SCO would have breached a second provision if there were "a material adverse change or development in its business that had not been disclosed" in its annual report on Form 10-K for the fiscal year ended last Oct. 31. According to SCO, BayStar hasn't provided specific information about any "material adverse change or development" that might have occurred between Oct. 31 and the close of their deal on Feb. 5.
SCO also states that as of Feb. 5, there was no information about SCO that hadn't been publicly disclosed, but would be required to be disclosed, in its annual report. SCO would have breached this portion of the agreement if it provided BayStar with false information or if it hadn't disclosed information required to be disclosed in its annual report. Again, BayStar hasn't provided SCO with details as to how it has allegedly breached this representation.

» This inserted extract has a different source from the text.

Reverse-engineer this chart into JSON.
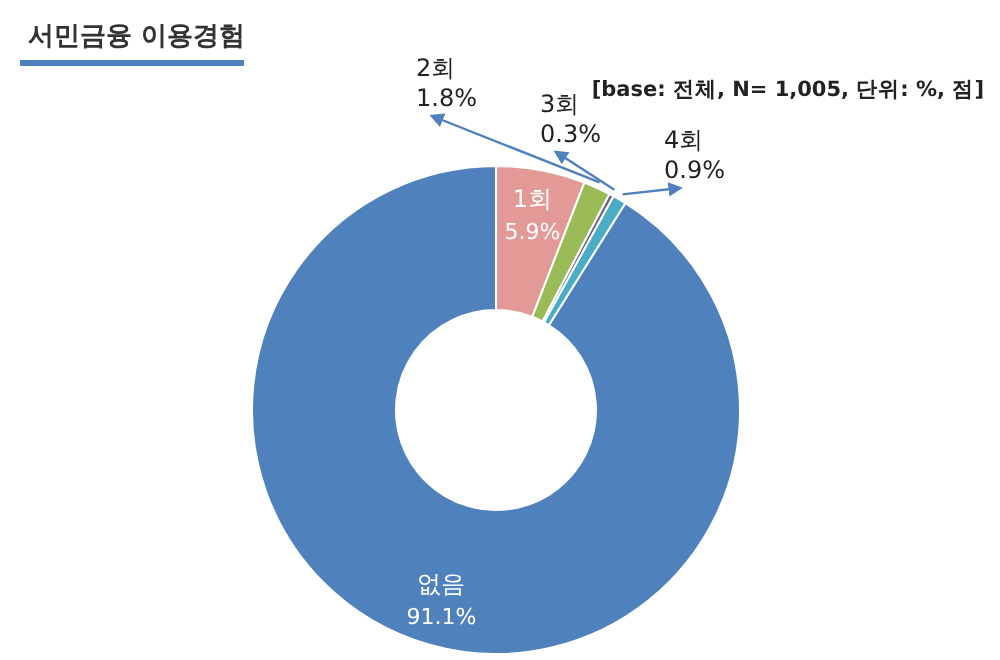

SCO would have breached another section of its agreement with BayStar if any representations and warranties it made on Oct. 16 as part of the original Series A stock financing transaction were not true on Feb. 5. SCO says it doesn't know which representations and warranties BayStar claims SCO allegedly has breached.
Decatur Jones' Cornett says this is a tough way for BayStar to get its money back. If BayStar's claims against SCO are true, SCO could have to return the investment amount, plus an 8% dividend. But a legal battle over the investment is hardly what BayStar wants--particularly because SCO would be fighting the suit with BayStar's money.
Cornett speculates that IBM's plans to have SCO's case dismissed could have shaken BayStar's confidence. "Common sense tells you something spooked" BayStar, Cornett says. "Something tells them this isn't the home-run investment that they though it would be, and you don't make an investment you don't think is a home run."
BayStar's move to withdraw its money from SCO's coffers isn't likely to change the perspective of Linux users because "the Linux community always thought SCO was blowing smoke," says Evan Leibovitch, president of the Linux Professional Institute.
BayStar denies that its effort to withdraw support for SCO indicates that the company's case against IBM is weak. But to Leibovitch, the move says that "SCO has not adequately been making its case, either in front of a judge or with regard to public opinion."